If dad gets child support removed but does not spend the money on the child, does the mom go back to court. Dad has a long history, not just post divorce, of not spending money on the child unless forced to such as with a support payment. Mom does not want a situation that child still comes to her for all the expenses but dad does not share in costs.
 


Zigner

Senior Member, Non-Attorney
In the end, no one knows how the courts will decide.

See https://forum.freeadvice.com/showthread.php?t=407858 for your answers.
 

proud_parent

Senior Member
Zigner was correct. No one here knows, and our resident crystal ball stormed off muttering something about "going to live where I'm appreciated". ;)

But I'll play along, if it will bring this sad saga to an end.

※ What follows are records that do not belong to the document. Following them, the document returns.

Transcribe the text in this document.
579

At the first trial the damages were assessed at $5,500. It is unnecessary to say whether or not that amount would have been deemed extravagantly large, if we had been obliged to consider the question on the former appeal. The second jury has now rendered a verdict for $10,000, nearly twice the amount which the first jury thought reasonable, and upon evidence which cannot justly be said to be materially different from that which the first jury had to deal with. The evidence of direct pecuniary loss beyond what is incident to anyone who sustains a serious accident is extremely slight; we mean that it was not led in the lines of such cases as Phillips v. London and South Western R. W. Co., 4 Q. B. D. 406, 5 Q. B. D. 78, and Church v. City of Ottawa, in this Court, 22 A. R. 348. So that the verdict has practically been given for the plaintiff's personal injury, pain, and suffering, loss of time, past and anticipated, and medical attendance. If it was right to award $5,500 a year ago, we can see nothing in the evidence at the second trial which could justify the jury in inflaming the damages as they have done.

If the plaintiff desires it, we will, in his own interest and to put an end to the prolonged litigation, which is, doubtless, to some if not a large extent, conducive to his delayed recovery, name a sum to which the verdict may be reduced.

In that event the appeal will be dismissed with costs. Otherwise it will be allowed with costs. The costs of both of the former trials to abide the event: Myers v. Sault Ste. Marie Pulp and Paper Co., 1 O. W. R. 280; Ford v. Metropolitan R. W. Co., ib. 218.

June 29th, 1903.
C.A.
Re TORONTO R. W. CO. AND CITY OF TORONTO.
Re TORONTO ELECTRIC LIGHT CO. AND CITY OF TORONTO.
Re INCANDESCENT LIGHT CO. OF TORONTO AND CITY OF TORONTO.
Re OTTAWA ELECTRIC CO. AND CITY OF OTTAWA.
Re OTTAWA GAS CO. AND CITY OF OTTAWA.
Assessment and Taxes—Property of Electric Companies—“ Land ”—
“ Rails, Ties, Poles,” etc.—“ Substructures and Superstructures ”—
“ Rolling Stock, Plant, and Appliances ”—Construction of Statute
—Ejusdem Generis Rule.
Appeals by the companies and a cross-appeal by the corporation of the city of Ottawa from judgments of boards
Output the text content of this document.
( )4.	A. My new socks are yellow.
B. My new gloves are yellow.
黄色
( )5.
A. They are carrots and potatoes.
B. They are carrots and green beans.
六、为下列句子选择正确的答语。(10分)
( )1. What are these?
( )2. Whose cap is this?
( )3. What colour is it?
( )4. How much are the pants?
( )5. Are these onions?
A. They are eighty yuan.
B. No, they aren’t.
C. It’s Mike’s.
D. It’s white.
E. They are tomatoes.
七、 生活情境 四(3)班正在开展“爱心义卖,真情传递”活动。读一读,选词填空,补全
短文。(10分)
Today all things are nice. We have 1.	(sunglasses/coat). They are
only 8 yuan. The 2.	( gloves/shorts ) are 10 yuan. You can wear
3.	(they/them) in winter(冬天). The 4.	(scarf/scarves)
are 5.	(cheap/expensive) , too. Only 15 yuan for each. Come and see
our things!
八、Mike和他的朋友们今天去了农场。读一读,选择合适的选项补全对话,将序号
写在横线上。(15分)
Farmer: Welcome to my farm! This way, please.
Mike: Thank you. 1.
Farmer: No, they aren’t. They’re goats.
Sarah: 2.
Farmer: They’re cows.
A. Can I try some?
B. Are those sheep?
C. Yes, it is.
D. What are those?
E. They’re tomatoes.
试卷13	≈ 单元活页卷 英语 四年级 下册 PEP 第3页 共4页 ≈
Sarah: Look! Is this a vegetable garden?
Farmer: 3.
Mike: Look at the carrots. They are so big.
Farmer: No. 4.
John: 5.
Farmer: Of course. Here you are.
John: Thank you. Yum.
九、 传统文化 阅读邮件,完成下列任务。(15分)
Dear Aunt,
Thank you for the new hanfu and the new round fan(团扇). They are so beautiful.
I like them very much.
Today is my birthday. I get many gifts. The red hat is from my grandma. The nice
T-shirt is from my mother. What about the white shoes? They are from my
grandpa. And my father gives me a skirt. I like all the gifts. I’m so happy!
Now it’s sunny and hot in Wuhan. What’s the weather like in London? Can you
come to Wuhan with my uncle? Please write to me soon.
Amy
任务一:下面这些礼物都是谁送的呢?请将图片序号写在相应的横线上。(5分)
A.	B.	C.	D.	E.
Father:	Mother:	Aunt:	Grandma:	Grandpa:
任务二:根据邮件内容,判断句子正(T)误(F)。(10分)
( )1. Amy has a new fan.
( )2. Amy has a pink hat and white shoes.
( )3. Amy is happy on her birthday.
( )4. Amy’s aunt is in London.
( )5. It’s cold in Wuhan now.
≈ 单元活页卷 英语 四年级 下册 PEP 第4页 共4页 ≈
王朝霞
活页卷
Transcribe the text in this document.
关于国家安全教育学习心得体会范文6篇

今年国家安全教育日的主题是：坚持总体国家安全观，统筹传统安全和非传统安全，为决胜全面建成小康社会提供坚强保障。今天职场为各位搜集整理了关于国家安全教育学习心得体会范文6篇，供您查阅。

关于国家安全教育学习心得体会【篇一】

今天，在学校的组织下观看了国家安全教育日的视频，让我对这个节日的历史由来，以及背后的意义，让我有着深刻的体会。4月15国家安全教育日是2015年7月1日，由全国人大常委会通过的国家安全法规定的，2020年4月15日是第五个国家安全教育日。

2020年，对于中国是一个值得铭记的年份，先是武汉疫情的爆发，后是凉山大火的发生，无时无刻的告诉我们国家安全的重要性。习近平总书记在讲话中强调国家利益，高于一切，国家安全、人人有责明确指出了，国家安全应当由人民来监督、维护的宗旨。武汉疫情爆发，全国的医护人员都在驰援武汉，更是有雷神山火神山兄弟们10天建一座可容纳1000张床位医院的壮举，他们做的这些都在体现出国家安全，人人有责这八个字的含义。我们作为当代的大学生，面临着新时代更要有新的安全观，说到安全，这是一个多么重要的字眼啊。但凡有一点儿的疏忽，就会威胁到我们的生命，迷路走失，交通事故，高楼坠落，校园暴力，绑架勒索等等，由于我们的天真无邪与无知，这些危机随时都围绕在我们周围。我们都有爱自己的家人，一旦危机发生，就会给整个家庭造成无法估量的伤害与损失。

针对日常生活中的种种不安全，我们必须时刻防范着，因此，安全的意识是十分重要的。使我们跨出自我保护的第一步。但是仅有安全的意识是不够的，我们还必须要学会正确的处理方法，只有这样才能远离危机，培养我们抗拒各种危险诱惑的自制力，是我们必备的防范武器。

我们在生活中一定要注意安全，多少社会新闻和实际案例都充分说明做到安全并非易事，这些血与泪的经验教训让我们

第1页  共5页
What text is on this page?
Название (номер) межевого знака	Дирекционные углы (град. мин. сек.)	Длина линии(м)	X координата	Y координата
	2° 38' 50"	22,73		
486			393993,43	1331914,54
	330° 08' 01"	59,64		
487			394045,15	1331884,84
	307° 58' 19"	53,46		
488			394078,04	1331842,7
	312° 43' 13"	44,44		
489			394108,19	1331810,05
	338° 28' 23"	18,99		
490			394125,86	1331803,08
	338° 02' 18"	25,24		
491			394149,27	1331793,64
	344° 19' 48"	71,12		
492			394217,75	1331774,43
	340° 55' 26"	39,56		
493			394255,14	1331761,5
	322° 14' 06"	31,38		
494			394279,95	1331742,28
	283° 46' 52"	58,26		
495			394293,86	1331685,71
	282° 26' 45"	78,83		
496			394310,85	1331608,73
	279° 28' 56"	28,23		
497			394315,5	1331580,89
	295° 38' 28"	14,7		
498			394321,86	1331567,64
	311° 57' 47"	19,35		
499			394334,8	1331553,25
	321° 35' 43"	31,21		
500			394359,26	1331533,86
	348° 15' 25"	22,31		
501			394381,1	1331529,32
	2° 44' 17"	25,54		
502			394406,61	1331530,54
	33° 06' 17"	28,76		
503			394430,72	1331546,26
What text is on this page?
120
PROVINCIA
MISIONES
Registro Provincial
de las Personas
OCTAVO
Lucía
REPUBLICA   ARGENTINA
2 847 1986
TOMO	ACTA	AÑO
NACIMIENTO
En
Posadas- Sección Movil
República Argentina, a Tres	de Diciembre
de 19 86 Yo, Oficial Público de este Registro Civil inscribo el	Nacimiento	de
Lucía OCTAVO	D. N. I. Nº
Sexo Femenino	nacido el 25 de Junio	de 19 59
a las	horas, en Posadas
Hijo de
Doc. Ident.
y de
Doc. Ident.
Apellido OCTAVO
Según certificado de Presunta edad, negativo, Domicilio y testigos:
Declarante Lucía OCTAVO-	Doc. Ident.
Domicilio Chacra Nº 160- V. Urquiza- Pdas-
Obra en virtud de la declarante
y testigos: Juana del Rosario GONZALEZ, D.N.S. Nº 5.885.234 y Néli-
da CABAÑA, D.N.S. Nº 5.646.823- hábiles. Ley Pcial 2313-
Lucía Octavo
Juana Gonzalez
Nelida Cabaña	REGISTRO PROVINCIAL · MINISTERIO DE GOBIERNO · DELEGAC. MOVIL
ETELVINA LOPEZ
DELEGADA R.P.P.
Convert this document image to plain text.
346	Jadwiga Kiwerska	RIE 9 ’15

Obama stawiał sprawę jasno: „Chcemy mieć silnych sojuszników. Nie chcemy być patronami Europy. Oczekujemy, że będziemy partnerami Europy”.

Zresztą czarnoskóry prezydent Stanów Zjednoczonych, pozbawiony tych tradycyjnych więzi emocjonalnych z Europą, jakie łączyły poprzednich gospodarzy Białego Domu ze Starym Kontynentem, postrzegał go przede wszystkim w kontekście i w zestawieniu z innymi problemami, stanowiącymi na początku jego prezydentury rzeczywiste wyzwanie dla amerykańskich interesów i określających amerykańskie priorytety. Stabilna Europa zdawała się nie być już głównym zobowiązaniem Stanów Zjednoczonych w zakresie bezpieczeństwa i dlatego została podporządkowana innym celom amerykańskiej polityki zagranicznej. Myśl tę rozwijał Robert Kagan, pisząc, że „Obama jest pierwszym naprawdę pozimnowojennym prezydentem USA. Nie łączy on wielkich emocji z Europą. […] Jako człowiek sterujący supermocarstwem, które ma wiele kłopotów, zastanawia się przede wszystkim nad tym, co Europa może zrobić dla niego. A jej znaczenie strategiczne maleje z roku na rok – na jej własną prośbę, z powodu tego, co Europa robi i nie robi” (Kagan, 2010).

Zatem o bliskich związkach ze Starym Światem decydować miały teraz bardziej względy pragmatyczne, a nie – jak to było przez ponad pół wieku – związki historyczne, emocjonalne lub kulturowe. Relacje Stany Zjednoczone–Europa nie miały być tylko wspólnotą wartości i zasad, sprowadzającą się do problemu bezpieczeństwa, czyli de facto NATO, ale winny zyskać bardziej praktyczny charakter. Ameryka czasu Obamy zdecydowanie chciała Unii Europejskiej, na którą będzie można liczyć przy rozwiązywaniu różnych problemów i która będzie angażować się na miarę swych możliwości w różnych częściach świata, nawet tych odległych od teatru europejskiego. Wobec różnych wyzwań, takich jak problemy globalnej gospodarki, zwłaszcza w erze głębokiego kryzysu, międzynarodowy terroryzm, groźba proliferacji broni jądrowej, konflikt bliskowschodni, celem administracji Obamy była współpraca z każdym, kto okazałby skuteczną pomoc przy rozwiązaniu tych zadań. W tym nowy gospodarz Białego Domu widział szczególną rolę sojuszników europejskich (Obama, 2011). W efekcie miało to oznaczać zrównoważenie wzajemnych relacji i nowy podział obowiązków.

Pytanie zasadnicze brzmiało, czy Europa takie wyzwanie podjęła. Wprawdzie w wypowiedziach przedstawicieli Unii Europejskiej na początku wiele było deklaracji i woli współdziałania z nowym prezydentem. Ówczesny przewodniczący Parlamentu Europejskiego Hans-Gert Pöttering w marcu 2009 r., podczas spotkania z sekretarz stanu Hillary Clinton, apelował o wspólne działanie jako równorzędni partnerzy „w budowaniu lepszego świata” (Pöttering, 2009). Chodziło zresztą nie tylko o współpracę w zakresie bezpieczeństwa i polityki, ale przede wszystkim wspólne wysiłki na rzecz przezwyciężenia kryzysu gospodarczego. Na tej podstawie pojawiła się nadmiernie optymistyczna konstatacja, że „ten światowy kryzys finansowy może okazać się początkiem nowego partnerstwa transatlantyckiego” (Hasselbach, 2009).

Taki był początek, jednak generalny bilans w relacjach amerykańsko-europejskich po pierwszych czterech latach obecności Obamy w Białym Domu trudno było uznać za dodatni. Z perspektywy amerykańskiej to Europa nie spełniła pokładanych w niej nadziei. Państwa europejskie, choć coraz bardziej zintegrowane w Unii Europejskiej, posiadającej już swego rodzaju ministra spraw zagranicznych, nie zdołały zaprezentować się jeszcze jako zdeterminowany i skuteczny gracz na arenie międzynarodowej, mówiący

Does dad have a case to get child support removed?
Yes. From what you've posted, a very good one. Perhaps an even better one if he hires an attorney.

Does mom start to pay dad child support?
Yes, if the court orders her to. Unless she wants to risk being held in contempt.
If mom's curious to know how much, have her Google for a Minnesota child support calculator.

If dad gets child support removed but does not spend the money on the child, does the mom go back to court.
I don't know...DOES she? How 'bout we wait for you to come back and tell us, OK?

SHOULD she? No, not unless she doesn't mind looking like a dang fool to the judge. The obligor does not get to dictate how the obligee spends the money.